One of my favorite YouTube channels Resonant Arc started a series in which they analyze Final Fantasy VIII in great detail. In the first part they played the game from the start until the end of Dollet Mission. This part of the analysis was mostly about the games creators.
If you have time I advice you to watch the video, I learned many new things from each minute of this analysis. Most of which I won't touch upon in my response.
They talk a bit about the history of Final Fantasy and how the team wanted to do something different with FFVIII. The series creator, Hironobu Sakaguchi has been training Yoshinori Kitase to pass the torch to him eventually. Every Final Fantasy up to VII was created with Sakaguchi's vision, (even when he didn't take a part in the development.) With VIII, the team had the creative freedom to do what they want for the first time, and they wanted to do something completely different.
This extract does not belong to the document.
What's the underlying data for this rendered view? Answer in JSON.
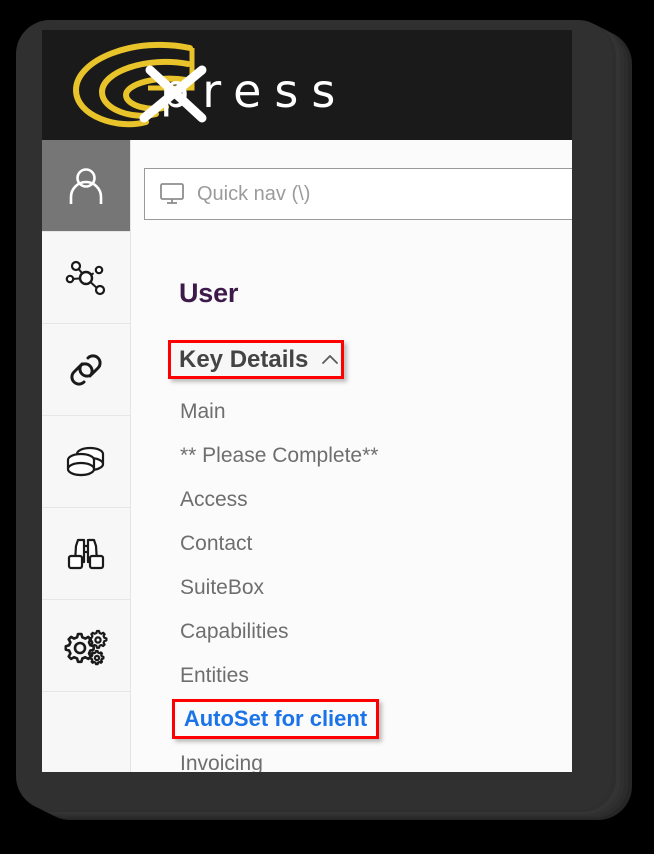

As a creative person, I can see where they come from. Even Resonant Arc's Mike said: "You can only make the same thing so many times." Different isn't always good in brands, but in art, you can't make something amazing without trying to be different.
Style over Substance?
One thing that stood to me is how Testuya Nomura was the Director of the opening FMV. I didn't know this, but I felt it. Final Fantasy VIII's opening had the same vibe as Kingdom Hearts series.
Final Fantasy VIII's might be the most hype opening of any Final Fantasy I played, (maybe second only to Final Fantasy VII but that one didn't have "Liberi Fatali" playing in the background.)
The style of Nomura, (and Kitase) is heavily stylistic. The writing, or should I say presentation style of Kitase's team, (Nomura included) focuses too much on emotion. If they can make you feel this hyped, that happy or sad at this and that moment, they succeeded. The story is written to compliment these feelings.
That's completely valid approach, and Mike agrees with the video. This approach however comes with a weak point: The story/writing does not make sense sometimes!
When the story's logic is a secondary to the feelings it moves into the player, weak dialogue and plot-holes start piling up. A good writer can do both but that's a compromise that might decrease the impact of either the logic or the feelings of the scene.
Sakaguchi was that type of person who would make the compromise. Nomura on the other hand never compromises the style in favor of logic! (To a lesser extent, Kitase too, going by the games I played directed by him.)
That's why Mike felt that the opening is a "style over substance" he goes in detail about the lines in that opening (See the analysis video above: 1:12:50 to 1:19:00.) I agree that the dialogue itself doesn't make sense, it's intentionally very weak.
The way it's presented makes it look cool, and I think that is the whole point! Anything could be written there to have that effect! I think that's the main problem, but in my opinion, that's the main feature!
Despite that dialogue being very weak, first time players will think it's cool because they don't have the context yet and the animation will make anything seem cool. Those who replay the game AFTER finishing it, will relieve the feelings they get while in the last section of the game. That's also part of the "feeling over logic" style of Kitase's team.
Art is a Compromise
I think I just want to say: There's an audience for that kind of style! The development team know this!
I don't want to say that there isn't a better way to do this! There's a reason why I kept repeating "weak dialgue" through this post, because while I see why they did that, and there's an audience for it. I'm sure they could've done it better, or they could've compromised to reach a better solution.
Opening the game in Dollet's Mission instead of at the school, would be a good example of a compromise that gives much better result. They could even frame it in a way that shows the rivalry between Squall and Seifer better than the opening we got.
Making an art for consumers is always about compromises: How much exposition you could provide without getting boring? How much control to give your characters over the story before it goes out of control? How much to give the story before the characters feel out-of-character? How much you let the theme control the story or the characters deviate from the theme? How much you can get away with, without breaking the audience suspension of disbelief?
That in my opinion, is what makes writing fascinating!